7. The Refactor Rabbit Hole
Symptom: You asked for a small change. AI suggested "let me just clean this up first." Now you're 2 hours deep in a rewrite.
Root Cause: AI sees opportunities for improvement everywhere. It's not wrong - the code could be better. But "better" isn't the goal; "done" is.
Recovery:
- Git stash the refactoring
- Make the minimal change you originally needed
- Ship that
- Schedule the refactoring as a separate task (maybe)
Prevention: Be explicit: "Make the smallest possible change." Reject unsolicited improvements.
The Early Warning System
How do you know vibes are breaking before you're deep in trouble?
Yellow Flags (Pay Attention)
- You've asked the same question differently 2+ times
- You're not sure why the last change worked
- You keep scrolling up to remember what you decided
- The AI response is longer than your prompt
Red Flags (Stop Immediately)
- You've been stuck on the same issue for 15+ minutes
- AI keeps apologizing and trying again
- You've lost track of what's changed
- You're accepting code you don't understand
The Universal Recovery Protocol
When vibes break and you're not sure which pattern you're in:
- Stop. Don't make another change.
- Commit your current state (WIP is fine)
- Step away for 5 minutes
- Return with fresh eyes
- Document what you were trying to do
- Decide: Continue, revert, or start fresh?

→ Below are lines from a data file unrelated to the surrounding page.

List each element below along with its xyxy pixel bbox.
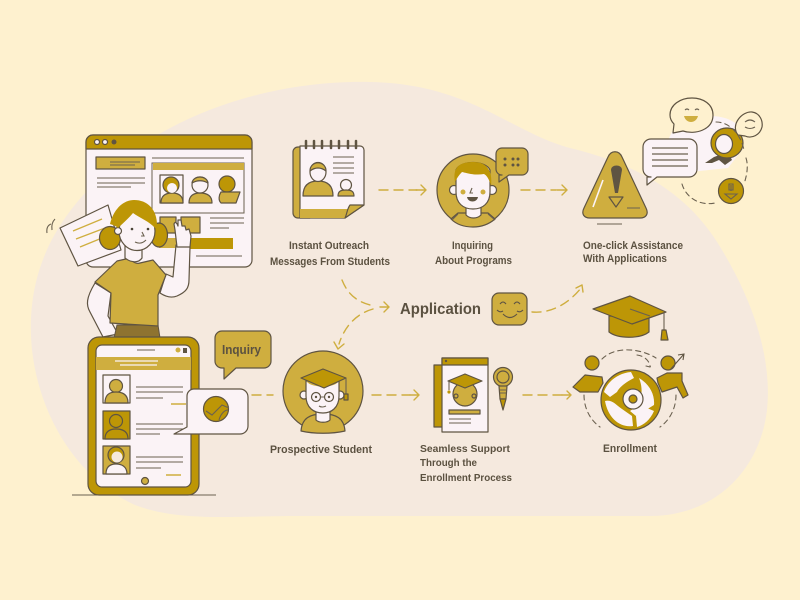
text: Instant Outreach label: Instant Outreach — [289, 240, 369, 252]
text: Instant Outreach label — [270, 240, 390, 268]
text: Inquiring label: About Programs — [435, 255, 512, 267]
icon: alert triangle — [583, 152, 647, 224]
icon: chat bubble with dots — [496, 148, 528, 182]
icon: pen with seal — [494, 368, 512, 410]
panel: website window — [86, 135, 252, 267]
icon: inquiring student portrait — [437, 154, 509, 227]
arrow: curved path to Application — [342, 280, 389, 312]
text: Seamless Support label: Seamless Support — [420, 443, 510, 455]
text: Enrollment label: Enrollment — [603, 443, 657, 455]
text: One-click Assistance label: With Applications — [583, 253, 667, 265]
text: Inquiring label: Inquiring — [452, 240, 493, 252]
illustration: girl waving with paper — [47, 200, 191, 338]
heading: Application: Application — [400, 301, 481, 318]
arrow: support to enrollment — [523, 391, 571, 399]
arrow: student to support — [372, 390, 419, 400]
arrow: phone to prospective student — [252, 394, 273, 396]
arrow: application to assistance — [532, 285, 583, 312]
arrow: notebook to inquiring — [379, 185, 426, 195]
icon cluster: chat and support — [643, 98, 762, 204]
text: One-click Assistance label — [583, 240, 683, 265]
icon: checkmark chat bubble — [174, 389, 248, 434]
icon: notebook profile — [293, 141, 364, 218]
callout: Inquiry bubble: Inquiry — [222, 343, 261, 357]
icon: prospective student portrait — [283, 351, 363, 433]
text: Seamless Support label — [420, 443, 512, 484]
icon: graduation cap — [593, 296, 668, 340]
arrow: application to prospective student — [334, 309, 373, 349]
icon: globe with gear and people — [573, 350, 688, 430]
icon: smiley tile — [492, 293, 527, 325]
text: Prospective Student label: Prospective Student — [270, 444, 372, 456]
background blob — [31, 82, 768, 517]
text: Instant Outreach label: Messages From Students — [270, 256, 390, 268]
text: One-click Assistance label: One-click Assistance — [583, 240, 683, 252]
arrow: inquiring to assistance — [521, 185, 567, 195]
text: Seamless Support label: Through the — [420, 457, 477, 469]
icon: certificate document — [434, 358, 488, 432]
text: Inquiring label — [435, 240, 512, 267]
text: Seamless Support label: Enrollment Process — [420, 472, 512, 484]
panel: phone with student list — [72, 337, 216, 495]
callout: Inquiry bubble — [215, 331, 271, 379]
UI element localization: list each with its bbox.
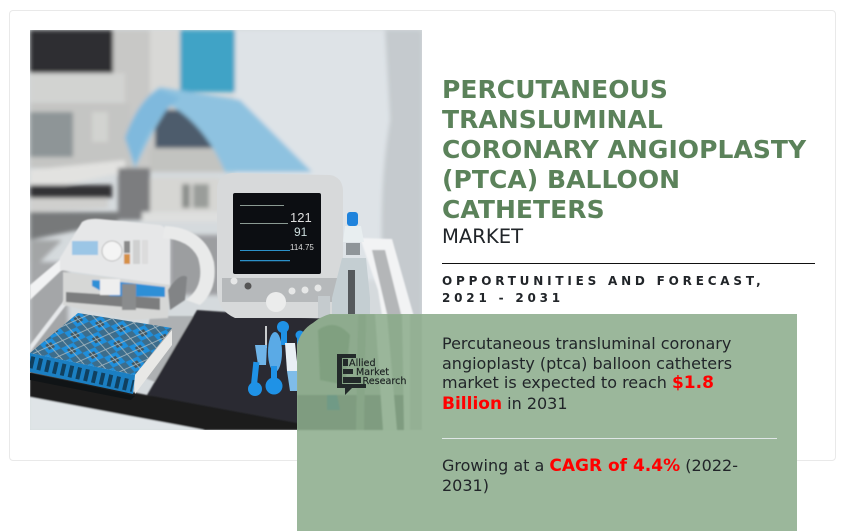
background wall and equipment bbox=[30, 30, 422, 352]
photo: medical equipment on a tray bbox=[30, 30, 422, 430]
syringes bbox=[248, 321, 304, 396]
tray surface bbox=[30, 238, 422, 430]
forecast heading: 2021 - 2031 bbox=[442, 291, 564, 305]
patient monitor: 121 bbox=[290, 210, 312, 225]
panel divider bbox=[442, 438, 777, 439]
overlay panel bbox=[297, 314, 797, 531]
market value text bbox=[442, 334, 732, 414]
title: PERCUTANEOUS bbox=[442, 75, 668, 104]
patient monitor: 91 bbox=[294, 225, 308, 239]
logo: Allied Market Research: Research bbox=[362, 376, 407, 387]
heading rule bbox=[442, 263, 815, 264]
market value text: market is expected to reach $1.8 bbox=[442, 373, 714, 393]
market value text: angioplasty (ptca) balloon catheters bbox=[442, 354, 732, 373]
logo: Allied Market Research: Market bbox=[356, 367, 389, 378]
translucent photo show-through bbox=[297, 314, 404, 430]
title: TRANSLUMINAL bbox=[442, 105, 663, 134]
CAGR text: 2031) bbox=[442, 476, 489, 495]
title: (PTCA) BALLOON bbox=[442, 165, 680, 194]
infusion pump bbox=[60, 219, 215, 320]
forecast heading bbox=[442, 274, 764, 305]
logo: Allied Market Research: Allied bbox=[349, 358, 376, 369]
title bbox=[442, 75, 806, 224]
logo: Allied Market Research bbox=[337, 354, 407, 395]
CAGR text: Growing at a CAGR of 4.4% (2022- bbox=[442, 456, 738, 476]
subtitle: market: MARKET bbox=[442, 225, 523, 248]
patient monitor bbox=[217, 173, 343, 318]
title: CORONARY ANGIOPLASTY bbox=[442, 135, 806, 164]
market value text: Percutaneous transluminal coronary bbox=[442, 334, 731, 353]
forecast heading: OPPORTUNITIES AND FORECAST, bbox=[442, 274, 764, 288]
CAGR text bbox=[442, 456, 738, 495]
title: CATHETERS bbox=[442, 195, 605, 224]
bottle bbox=[318, 212, 370, 320]
patient monitor: 114.75 bbox=[290, 243, 314, 252]
notebook bbox=[30, 313, 172, 400]
market value text: Billion in 2031 bbox=[442, 394, 568, 414]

# The "vibes are broken" git workflow
git add -A
git commit -m "WIP: vibes broke, saving state"
# Take a break
# Come back and assess
git diff HEAD~3..HEAD # See what actually changed
# Then either continue or:
git reset --soft HEAD~3 # Undo and try differently
Quick Reference
Pattern Recognition Cheat Sheet:
- Same bug keeps returning → Infinite Loop
- Looks right, runs wrong → Confidence Trap
- Code became spaghetti → Architecture Drift
- AI contradicts itself → Context Collapse
- Too many packages → Dependency Spiral
- Tests pass, code fails → Test Theatre
- Small change became big → Refactor Rabbit Hole
15-Minute Rule: If you've been stuck for 15 minutes, you're in a failure pattern. Stop and diagnose which one.